Fractured Space features three sizes of ships – Heavy, Medium and Light – and three manufacturers who each have their own unique styling. USR (United Space Research) ships are white, curvy, bristling with antenna and armoured panels in a pleasingly Space 1999 sort of way. Zarek Industrial ships are sleek, grey and orange affairs, more squared off than the USR designs, exuding quiet menace. Rounding out our manufacturers we have Titan Defence, who specialise in deep black and yellow ships that are faintly reminiscent of submarines in their design.
You are able to purchase any ship from any manufacturer with either premium “Platinum” currency bought with real money, or with in game credits earned through playing matches. Each ship has customisation options which, while not being as deep and varied as those found in Dreadnought, still allow a fair degree of flexibility in how you build out your particular version of that ship. Each ship also has a crew which offers further customisation options. You can augment each crewmember with “implants” that offer benefits such as armour increases, fire rate increases, better sensors, etc, etc.
As with Dreadnought, there are many visual customisation options in terms of the look and feel of your ship, with many skins available for purchase with Platinum, and free ones being made available from time to time. There are also bundles available both in game for Platinum, or in the Steam store for real money if you’d like to support the game.

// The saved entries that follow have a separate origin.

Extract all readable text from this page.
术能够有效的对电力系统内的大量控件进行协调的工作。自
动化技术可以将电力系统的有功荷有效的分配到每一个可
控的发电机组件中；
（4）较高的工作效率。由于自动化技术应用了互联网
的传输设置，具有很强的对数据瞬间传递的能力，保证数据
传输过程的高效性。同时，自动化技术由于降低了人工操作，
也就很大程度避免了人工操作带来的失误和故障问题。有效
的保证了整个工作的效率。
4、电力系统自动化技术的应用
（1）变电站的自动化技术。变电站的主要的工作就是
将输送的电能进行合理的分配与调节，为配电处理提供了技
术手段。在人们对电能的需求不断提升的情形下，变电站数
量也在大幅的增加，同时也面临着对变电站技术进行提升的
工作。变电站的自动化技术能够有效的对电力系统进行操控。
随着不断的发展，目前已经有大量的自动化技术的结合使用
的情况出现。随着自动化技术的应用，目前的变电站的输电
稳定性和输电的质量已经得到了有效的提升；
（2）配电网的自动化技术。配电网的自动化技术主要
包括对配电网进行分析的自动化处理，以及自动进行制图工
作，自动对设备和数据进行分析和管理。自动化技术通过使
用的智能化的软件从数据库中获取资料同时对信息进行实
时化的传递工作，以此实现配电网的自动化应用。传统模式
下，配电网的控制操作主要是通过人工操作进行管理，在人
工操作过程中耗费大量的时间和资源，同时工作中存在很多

We have to keep referring back to Dreadnought here as really it is the only game that’s anything like it. As with the other game-whose-name-has-already-been-mentioned-plenty in this review, Fractured Space just feels RIGHT. The ships respond well, moving as if they really are massive, heavy juggernauts in space rather than some nimble little fighter. The weapons and abilities are satisfying to use, every design is different and beautifully detailed, with weapons tracking and firing in real time, making sure you always have to be aware of your ship’s facing before you get into a fight. As you take damage, bits of your ship are blown off, fires start to billow from within, and smoke pours from your increasingly crippled craft before you finally succumb, list helplessly in space and then explode in a rather satisfying cloud of bits before a screen flashes up, informing you just who killed you and the weapons they used to do it. After all, revenge, as the Klingons tell us, is a dish best served cold. <Khan>It is very cold in space.</Khan>
If you are a fan of space games, or of shows like Battlestar Galactica and the like, Fractured Space is well worth a look. As with Dreadnought the player base is somewhat on the small side, the latest Steam stats suggesting an average daily player count somewhere around 300, though there’s less likelihood of you running into the same players again and again as you do with Dreadnought.
With devs issuing regular fixes and updates, Fractured Space is a game that’s only getting better and at the bargain cost of free, why not give it a chance? We promise you won’t regret it.